If guests book hotel rooms using points or other loyalty program benefits, the
amount of “rent” charged to the guest decreases or may be eliminated in addition
to any associated taxes that would have been collected.
ITEM 6C – SAN LUIS RANCH LOT 7 Page 6
13) There is already a CFD in the San Luis Ranch area. Will the properties on
Lot 7 become part of that CFD, or is that possible?
A CFD for the San Luis Ranch area was adopted in April 2019. Its provisions apply
within the boundaries of the Specific Plan, including Lot 7. In the Council Agenda
Report of April 2, 2019, staff recommended that commercial development be
exempted from the special tax associated with the CFD, “unless a change of use
is subsequently approved.” The City Council adopted this recommendation. Upon
initial review, it appears that the new market rate units proposed in Lot 7 would be
eligible for assessment under the existing CFD. There is a cap on the annual
assessment amount per residential unit, however, there is not a cap on the total
amount collected annually within the overall assessment area. It should be noted
that the purpose of this CFD is for the financing of public improvements, not
ongoing City services to serve the development. Funds from the annual
assessments are used to make bond payments and cover costs related to public
infrastructure. Staff could explore the creation of a new CFD that would be created
for the purpose of providing public services to the units in Lot 7 should the project
move forward.
14) Does the City Council have discretion to request that the developer include
a higher minimum square foot of commercial space above what is currently
proposed? Is it possible to raise that minimum while still maintaining the
currently proposed number of residential units? Does the Specific Plan have
requirements related to the size of commercial developments within the NC
designation, or does it just present a maximum square footage without
specifying the design or number of buildings/retailers?
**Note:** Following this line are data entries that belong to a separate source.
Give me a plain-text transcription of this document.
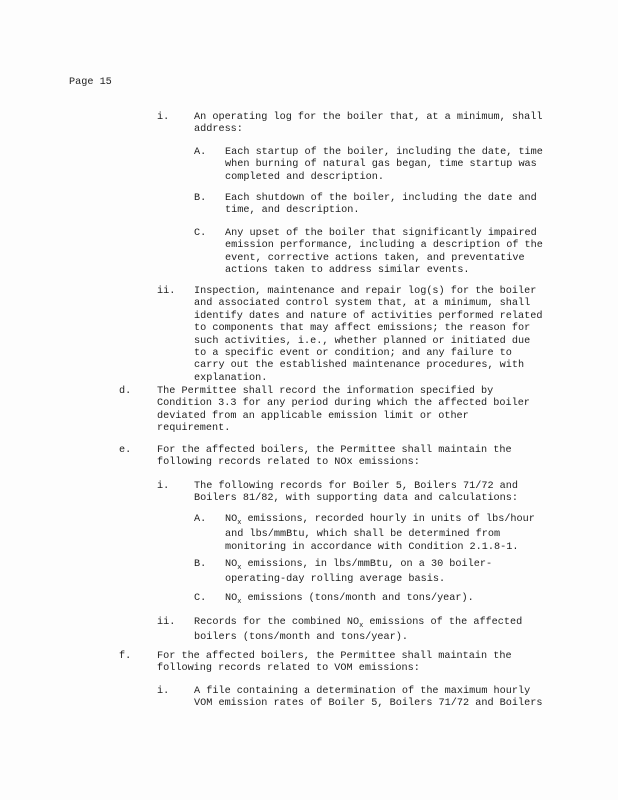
Page 15
i. An operating log for the boiler that, at a minimum, shall
address:
A. Each startup of the boiler, including the date, time
when burning of natural gas began, time startup was
completed and description.
B. Each shutdown of the boiler, including the date and
time, and description.
C. Any upset of the boiler that significantly impaired
emission performance, including a description of the
event, corrective actions taken, and preventative
actions taken to address similar events.
ii. Inspection, maintenance and repair log(s) for the boiler
and associated control system that, at a minimum, shall
identify dates and nature of activities performed related
to components that may affect emissions; the reason for
such activities, i.e., whether planned or initiated due
to a specific event or condition; and any failure to
carry out the established maintenance procedures, with
explanation.
d.	The Permittee shall record the information specified by
Condition 3.3 for any period during which the affected boiler
deviated from an applicable emission limit or other
requirement.
e.	For the affected boilers, the Permittee shall maintain the
following records related to NOx emissions:
i. The following records for Boiler 5, Boilers 71/72 and
Boilers 81/82, with supporting data and calculations:
A. $NO_x$ emissions, recorded hourly in units of lbs/hour
and lbs/mmBtu, which shall be determined from
monitoring in accordance with Condition 2.1.8-1.
B. $NO_x$ emissions, in lbs/mmBtu, on a 30 boiler-
operating-day rolling average basis.
C. $NO_x$ emissions (tons/month and tons/year).
ii. Records for the combined $NO_x$ emissions of the affected
boilers (tons/month and tons/year).
f.	For the affected boilers, the Permittee shall maintain the
following records related to VOM emissions:
i. A file containing a determination of the maximum hourly
VOM emission rates of Boiler 5, Boilers 71/72 and Boilers
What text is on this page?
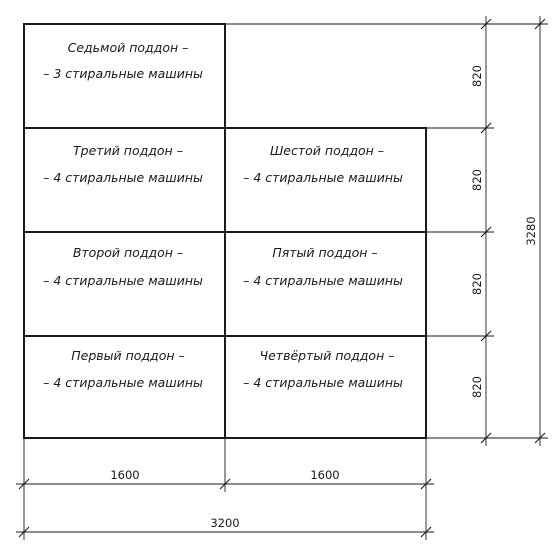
Седьмой поддон –
– 3 стиральные машины
Третий поддон –
– 4 стиральные машины
Шестой поддон –
– 4 стиральные машины
Второй поддон –
– 4 стиральные машины
Пятый поддон –
– 4 стиральные машины
Первый поддон –
– 4 стиральные машины
Четвёртый поддон –
– 4 стиральные машины
1600	1600
3200
820
820
820
820
3280
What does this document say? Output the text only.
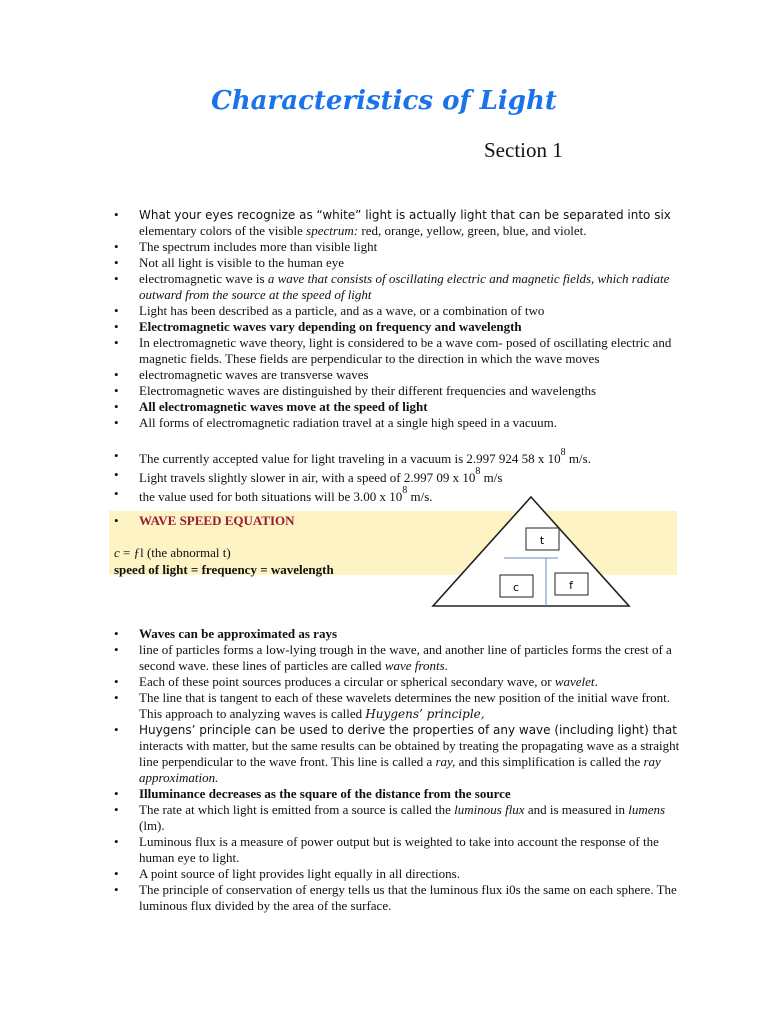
Characteristics of Light
Section 1
• What your eyes recognize as “white” light is actually light that can be separated into six elementary colors of the visible spectrum: red, orange, yellow, green, blue, and violet.
• The spectrum includes more than visible light
• Not all light is visible to the human eye
• electromagnetic wave is a wave that consists of oscillating electric and magnetic fields, which radiate outward from the source at the speed of light
• Light has been described as a particle, and as a wave, or a combination of two
• Electromagnetic waves vary depending on frequency and wavelength
• In electromagnetic wave theory, light is considered to be a wave com- posed of oscillating electric and magnetic fields. These fields are perpendicular to the direction in which the wave moves
• electromagnetic waves are transverse waves
• Electromagnetic waves are distinguished by their different frequencies and wavelengths
• All electromagnetic waves move at the speed of light
• All forms of electromagnetic radiation travel at a single high speed in a vacuum.
• The currently accepted value for light traveling in a vacuum is 2.997 924 58 x $10^8$ m/s.
• Light travels slightly slower in air, with a speed of 2.997 09 x $10^8$ m/s
• the value used for both situations will be 3.00 x $10^8$ m/s.
• WAVE SPEED EQUATION
c = ƒl (the abnormal t)
speed of light = frequency = wavelength
t
c	f
• Waves can be approximated as rays
• line of particles forms a low-lying trough in the wave, and another line of particles forms the crest of a second wave. these lines of particles are called wave fronts.
• Each of these point sources produces a circular or spherical secondary wave, or wavelet.
• The line that is tangent to each of these wavelets determines the new position of the initial wave front. This approach to analyzing waves is called Huygens’ principle,
• Huygens’ principle can be used to derive the properties of any wave (including light) that interacts with matter, but the same results can be obtained by treating the propagating wave as a straight line perpendicular to the wave front. This line is called a ray, and this simplification is called the ray approximation.
• Illuminance decreases as the square of the distance from the source
• The rate at which light is emitted from a source is called the luminous flux and is measured in lumens (lm).
• Luminous flux is a measure of power output but is weighted to take into account the response of the human eye to light.
• A point source of light provides light equally in all directions.
• The principle of conservation of energy tells us that the luminous flux i0s the same on each sphere. The luminous flux divided by the area of the surface.
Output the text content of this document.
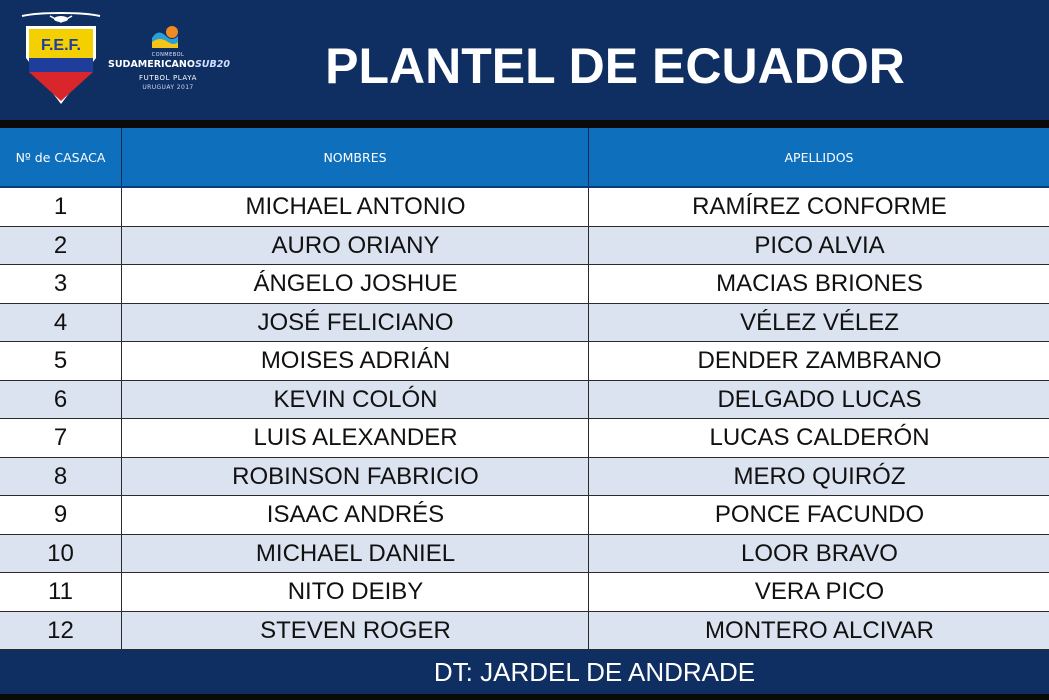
F.E.F.
CONMEBOL
SUDAMERICANOSUB20
FUTBOL PLAYA
URUGUAY 2017	PLANTEL DE ECUADOR
Nº de CASACA	NOMBRES	APELLIDOS
1	MICHAEL ANTONIO	RAMÍREZ CONFORME
2	AURO ORIANY	PICO ALVIA
3	ÁNGELO JOSHUE	MACIAS BRIONES
4	JOSÉ FELICIANO	VÉLEZ VÉLEZ
5	MOISES ADRIÁN	DENDER ZAMBRANO
6	KEVIN COLÓN	DELGADO LUCAS
7	LUIS ALEXANDER	LUCAS CALDERÓN
8	ROBINSON FABRICIO	MERO QUIRÓZ
9	ISAAC ANDRÉS	PONCE FACUNDO
10	MICHAEL DANIEL	LOOR BRAVO
11	NITO DEIBY	VERA PICO
12	STEVEN ROGER	MONTERO ALCIVAR
DT: JARDEL DE ANDRADE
Yes, one of the fundamental items staff is seeking direction from Council relates
to the amount of commercial development that is appropriate within Lot 7 and the
overall Specific Plan, should the project move forward. As part of the Amendments
that are required to be processed for this project (or a version of this project) the
City could establish General Plan and zoning regulations to allow a certain number
of units and specific minimum amount of commercial space. Accommodating more
commercial with the same amount of residential can be accomplished through
modification to the site design. If the Council chooses not to initiate the proposed
amendment, existing commercial development requirements would remain in
place.
The Specific Plan does not include any requirements related to how large
individual commercial tenant spaces must be, but only specifies a target maximum
square footage, as well as the General Plan performance standards for maximum
and minimum square footage.
ITEM 6C – SAN LUIS RANCH LOT 7 Page 7
15) What designs would be more viable for the commercial structures? What is
the minimum size that is workable? If Council would like to see
childcare/healthcare, etc. does that need to be called out as a specific
desire?
In the staff report, staff raises a concern that the commercial development, as
currently designed in the proposal, may not be viable. To elaborate, in general,
successful retail is on the ground-floor, and is a building of a size that provides
flexibility for various types of tenants that can be subdivided or combined as
tenants change over time. It is more difficult to find commercial uses that desire
non-ground-floor space, especially if they are outside a downtown core or other
dense area. If the Council has specific comments about other uses or specific
types of commercial uses that are of interest, those comments would be helpful if
the project moves forward.
16) Does the proposed new cap of 930 residential units for San Luis Ranch
include the greatest number of affordable units proposed? (including the 26
original, 15 for commercial, 28 from the 276 new market rate units AND the
highest number of “bonus” units – 17 – for a total of 86)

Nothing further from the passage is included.